Late in the afternoon a crew from the hotel came down and fired up a pit-style barbecue. Glory had to move her beach blanket once the smoke started up. As she was doing so, she saw Stembridge waving her over to his little group under a clump of palm trees. She recognized two of the women there but none of the men. Stembridge introduced her as Glory Lewis, surgical coordinator at the hospital. The men were all staff officers from the Pacific Fleet headquarters. She listened absently to all the names and then joined the group on a large beach blanket, sitting next to a Captain Somebody, who was wearing a Hawaiian shirt over his khaki swim trunks.
Behind the group was a small beach hut, containing a narrow bar and a lone bartender who was presiding over an oversized Waring blender. Stembridge signaled that they needed another round. A moment later the barman brought frozen concoctions of some kind to the group, and she took one. She sniffed the glass. It smelled of crushed pineapple and various tropical fruits. Thank God, she thought, it’s not one of those head-breaking mai tais. In fact, she didn’t smell any liquor at all. She took a sip. It was delicious.
“Like it?” the captain asked. He was in his fifties, gray-haired, and discreetly giving her bottom the once-over whenever he thought she wasn’t looking.
“Yes,” she said. “It’s nice. What’s it called?”
“Missionary’s Downfall,” he said with a grin. “They take a ripe pineapple, slice the top off, extract the core, then make vertical cuts in the fruit from the inside. Then they fill it with Five Islands gin and put the top back on. Set it outside in the sun for a few days so the pineapple begins to ferment, then chill the whole thing. Usually they bring it out with a straw, but tonight they scooped out the good stuff and blended it with ice. One’s lovely. Two, and you’ll be the star of the evening.”
She smiled. “Thanks for the warning. I’m not much one for stardom.”

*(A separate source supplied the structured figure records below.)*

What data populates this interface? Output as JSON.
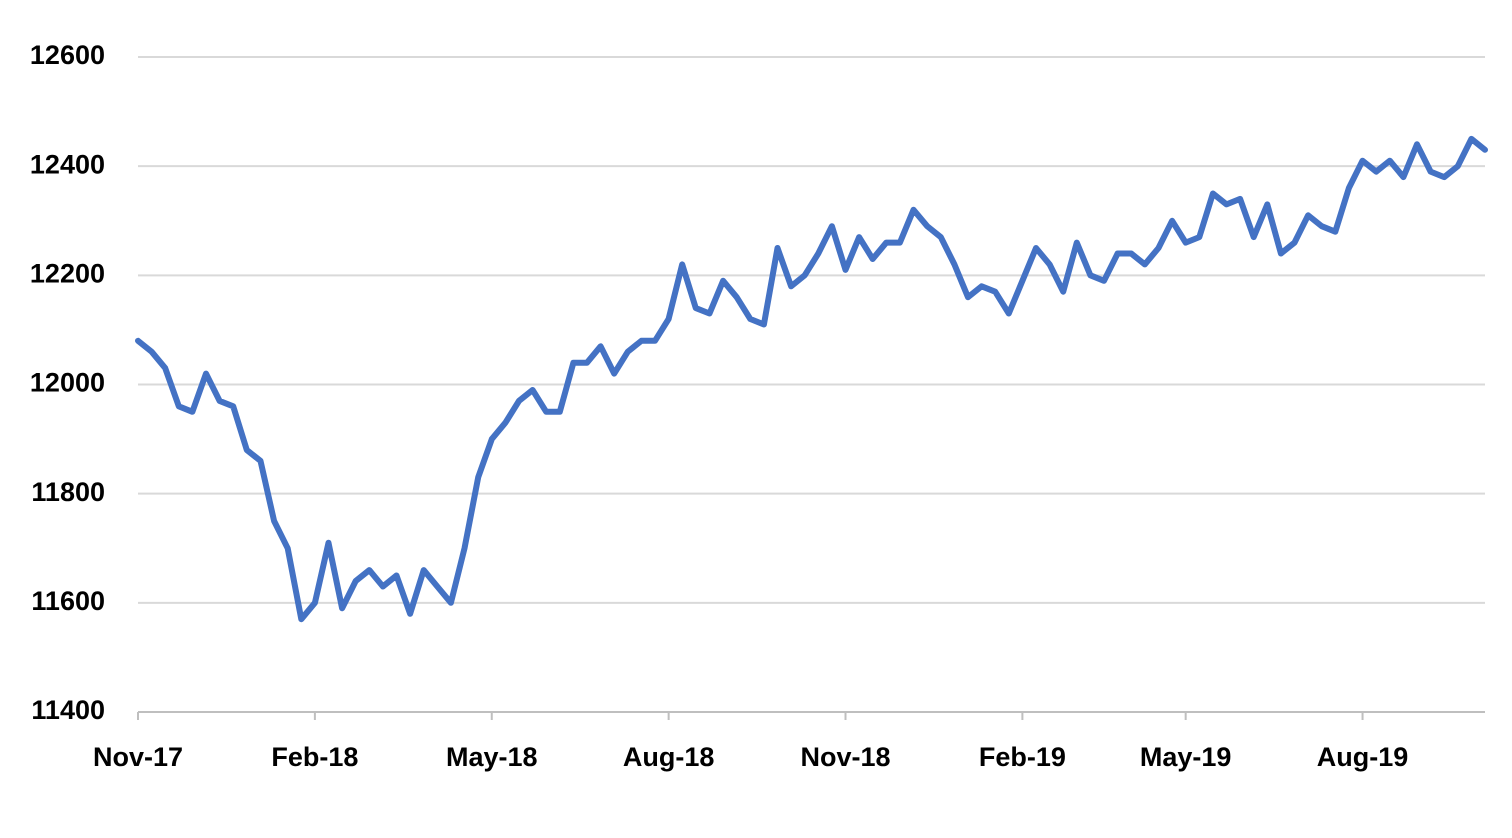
{
  "chart_data": {
    "type": "line",
    "categories": [
      "Nov-17",
      null,
      null,
      null,
      null,
      null,
      null,
      null,
      null,
      null,
      null,
      null,
      null,
      "Feb-18",
      null,
      null,
      null,
      null,
      null,
      null,
      null,
      null,
      null,
      null,
      null,
      null,
      "May-18",
      null,
      null,
      null,
      null,
      null,
      null,
      null,
      null,
      null,
      null,
      null,
      null,
      "Aug-18",
      null,
      null,
      null,
      null,
      null,
      null,
      null,
      null,
      null,
      null,
      null,
      null,
      "Nov-18",
      null,
      null,
      null,
      null,
      null,
      null,
      null,
      null,
      null,
      null,
      null,
      null,
      "Feb-19",
      null,
      null,
      null,
      null,
      null,
      null,
      null,
      null,
      null,
      null,
      null,
      "May-19",
      null,
      null,
      null,
      null,
      null,
      null,
      null,
      null,
      null,
      null,
      null,
      null,
      "Aug-19",
      null,
      null,
      null,
      null,
      null,
      null,
      null,
      null,
      null
    ],
    "values": [
      12080,
      12060,
      12030,
      11960,
      11950,
      12020,
      11970,
      11960,
      11880,
      11860,
      11750,
      11700,
      11570,
      11600,
      11710,
      11590,
      11640,
      11660,
      11630,
      11650,
      11580,
      11660,
      11630,
      11600,
      11700,
      11830,
      11900,
      11930,
      11970,
      11990,
      11950,
      11950,
      12040,
      12040,
      12070,
      12020,
      12060,
      12080,
      12080,
      12120,
      12220,
      12140,
      12130,
      12190,
      12160,
      12120,
      12110,
      12250,
      12180,
      12200,
      12240,
      12290,
      12210,
      12270,
      12230,
      12260,
      12260,
      12320,
      12290,
      12270,
      12220,
      12160,
      12180,
      12170,
      12130,
      12190,
      12250,
      12220,
      12170,
      12260,
      12200,
      12190,
      12240,
      12240,
      12220,
      12250,
      12300,
      12260,
      12270,
      12350,
      12330,
      12340,
      12270,
      12330,
      12240,
      12260,
      12310,
      12290,
      12280,
      12360,
      12410,
      12390,
      12410,
      12380,
      12440,
      12390,
      12380,
      12400,
      12450,
      12430
    ],
    "color": "#4472c4",
    "ylim": [
      11400,
      12600
    ],
    "yticks": [
      11400,
      11600,
      11800,
      12000,
      12200,
      12400,
      12600
    ],
    "grid": true
  }
}
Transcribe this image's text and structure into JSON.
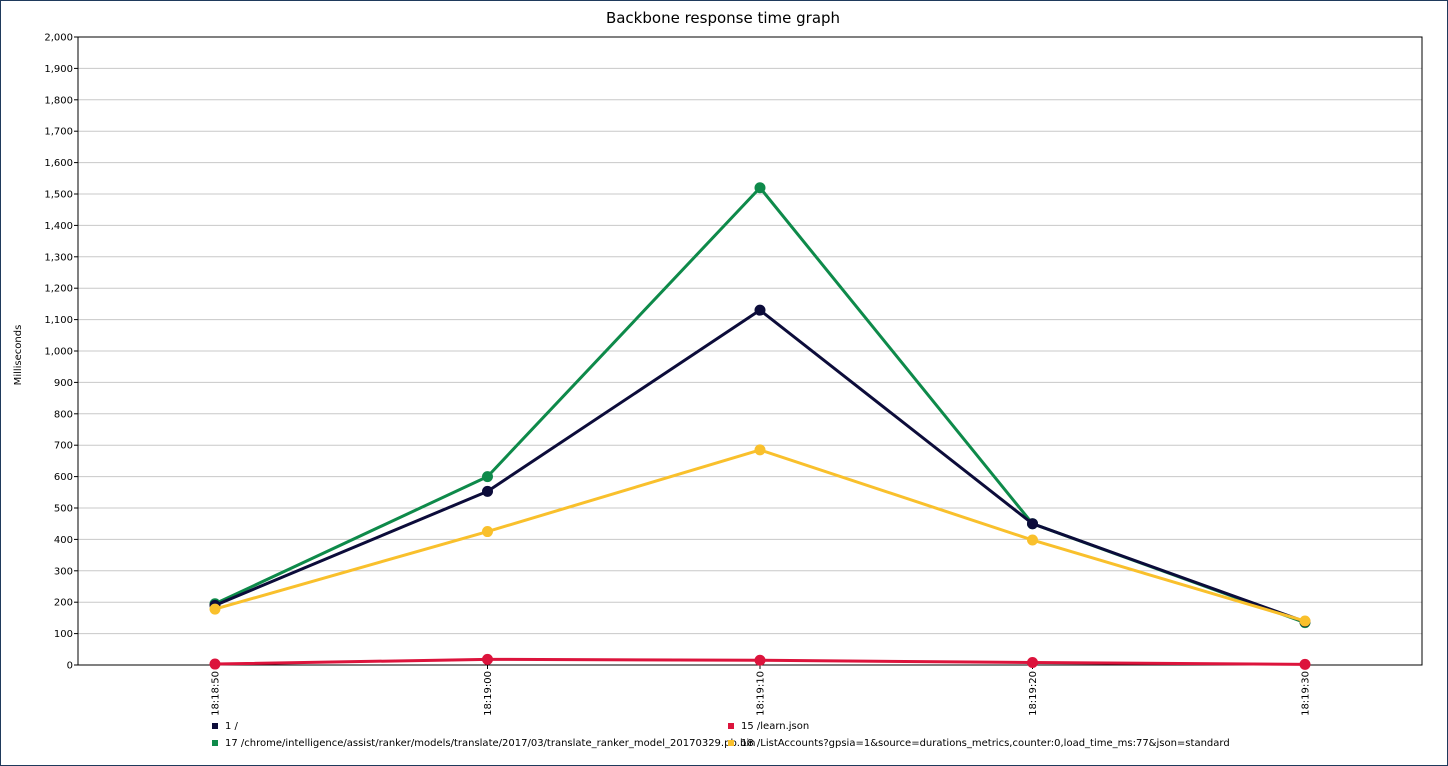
{
  "colors": {
    "series_1": "#0c0c3a",
    "series_15": "#dc143c",
    "series_17": "#0e8a4a",
    "series_18": "#f9c02c",
    "gridline": "#c8c8c8",
    "frame": "#1f3a5c"
  },
  "chart_data": {
    "type": "line",
    "title": "Backbone response time graph",
    "xlabel": "",
    "ylabel": "Milliseconds",
    "x": [
      "18:18:50",
      "18:19:00",
      "18:19:10",
      "18:19:20",
      "18:19:30"
    ],
    "ylim": [
      0,
      2000
    ],
    "yticks": [
      "0",
      "100",
      "200",
      "300",
      "400",
      "500",
      "600",
      "700",
      "800",
      "900",
      "1,000",
      "1,100",
      "1,200",
      "1,300",
      "1,400",
      "1,500",
      "1,600",
      "1,700",
      "1,800",
      "1,900",
      "2,000"
    ],
    "grid": true,
    "legend_position": "bottom",
    "series": [
      {
        "name": "1 /",
        "color": "#0c0c3a",
        "values": [
          190,
          553,
          1130,
          450,
          138
        ]
      },
      {
        "name": "15 /learn.json",
        "color": "#dc143c",
        "values": [
          3,
          18,
          15,
          8,
          2
        ]
      },
      {
        "name": "17 /chrome/intelligence/assist/ranker/models/translate/2017/03/translate_ranker_model_20170329.pb.bin",
        "color": "#0e8a4a",
        "values": [
          195,
          600,
          1520,
          450,
          135
        ]
      },
      {
        "name": "18 /ListAccounts?gpsia=1&source=durations_metrics,counter:0,load_time_ms:77&json=standard",
        "color": "#f9c02c",
        "values": [
          178,
          425,
          685,
          398,
          140
        ]
      }
    ],
    "series_draw_order": [
      2,
      0,
      3,
      1
    ],
    "legend_order": [
      0,
      1,
      2,
      3
    ]
  }
}
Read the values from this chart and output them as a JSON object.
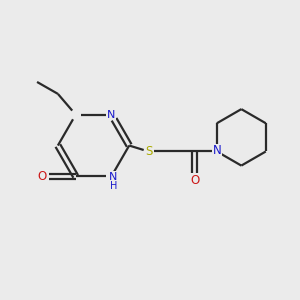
{
  "bg_color": "#ebebeb",
  "bond_color": "#2a2a2a",
  "N_color": "#1818cc",
  "O_color": "#cc1818",
  "S_color": "#aaaa00",
  "line_width": 1.6,
  "figsize": [
    3.0,
    3.0
  ],
  "dpi": 100,
  "xlim": [
    0,
    10
  ],
  "ylim": [
    0,
    10
  ]
}
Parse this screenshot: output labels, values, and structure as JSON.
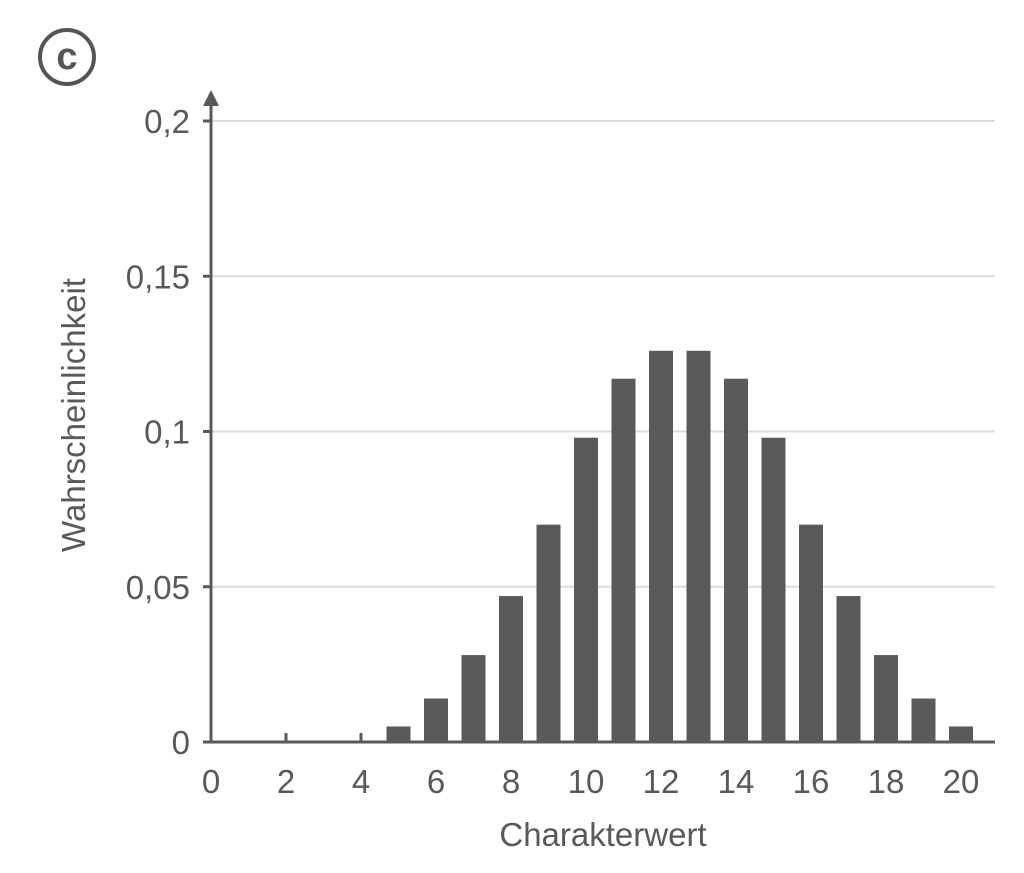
{
  "panel_label": "c",
  "chart_data": {
    "type": "bar",
    "title": "",
    "xlabel": "Charakterwert",
    "ylabel": "Wahrscheinlichkeit",
    "xlim": [
      0,
      20.5
    ],
    "ylim": [
      0,
      0.2
    ],
    "x_ticks": [
      0,
      2,
      4,
      6,
      8,
      10,
      12,
      14,
      16,
      18,
      20
    ],
    "y_ticks": [
      {
        "value": 0,
        "label": "0"
      },
      {
        "value": 0.05,
        "label": "0,05"
      },
      {
        "value": 0.1,
        "label": "0,1"
      },
      {
        "value": 0.15,
        "label": "0,15"
      },
      {
        "value": 0.2,
        "label": "0,2"
      }
    ],
    "grid": true,
    "bar_color": "#5a5a5a",
    "grid_color": "#dcdcdc",
    "axis_color": "#595959",
    "x": [
      5,
      6,
      7,
      8,
      9,
      10,
      11,
      12,
      13,
      14,
      15,
      16,
      17,
      18,
      19,
      20
    ],
    "values": [
      0.005,
      0.014,
      0.028,
      0.047,
      0.07,
      0.098,
      0.117,
      0.126,
      0.126,
      0.117,
      0.098,
      0.07,
      0.047,
      0.028,
      0.014,
      0.005
    ]
  }
}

“You ought to be in the movies,” he said, letting his leg drift over to hers. “You’re certainly beautiful enough.”
“Thank you, kind sir,” she said demurely, knowing where this was going. She looked over at Stembridge and flashed a silent “help” look at him. He said something to the cute young nurse at his side, got up, and came over to where Glory was sitting.
“Like that stuff?” he asked.
“In a careful sort of way,” she said. “The captain here was explaining how it’s made.”
“That’s a state secret, Captain,” Stembridge said. “Takes all the fun out of it. Glory, come meet the fleet surgeon.”
He offered his hand and pulled her to her feet. She smiled at the crestfallen captain and walked across to meet yet another doctor, tugging her rubbery swimsuit down in the back. She noticed that Stembridge didn’t let go of her hand as he introduced her to the senior doctor in the Pacific Fleet. She quietly disengaged and then shook hands with the elderly captain, who was visibly on his second or perhaps even third Downfall. He was so drunk, in fact, that all he could do was nod and smile, nod and smile. She looked at Stembridge.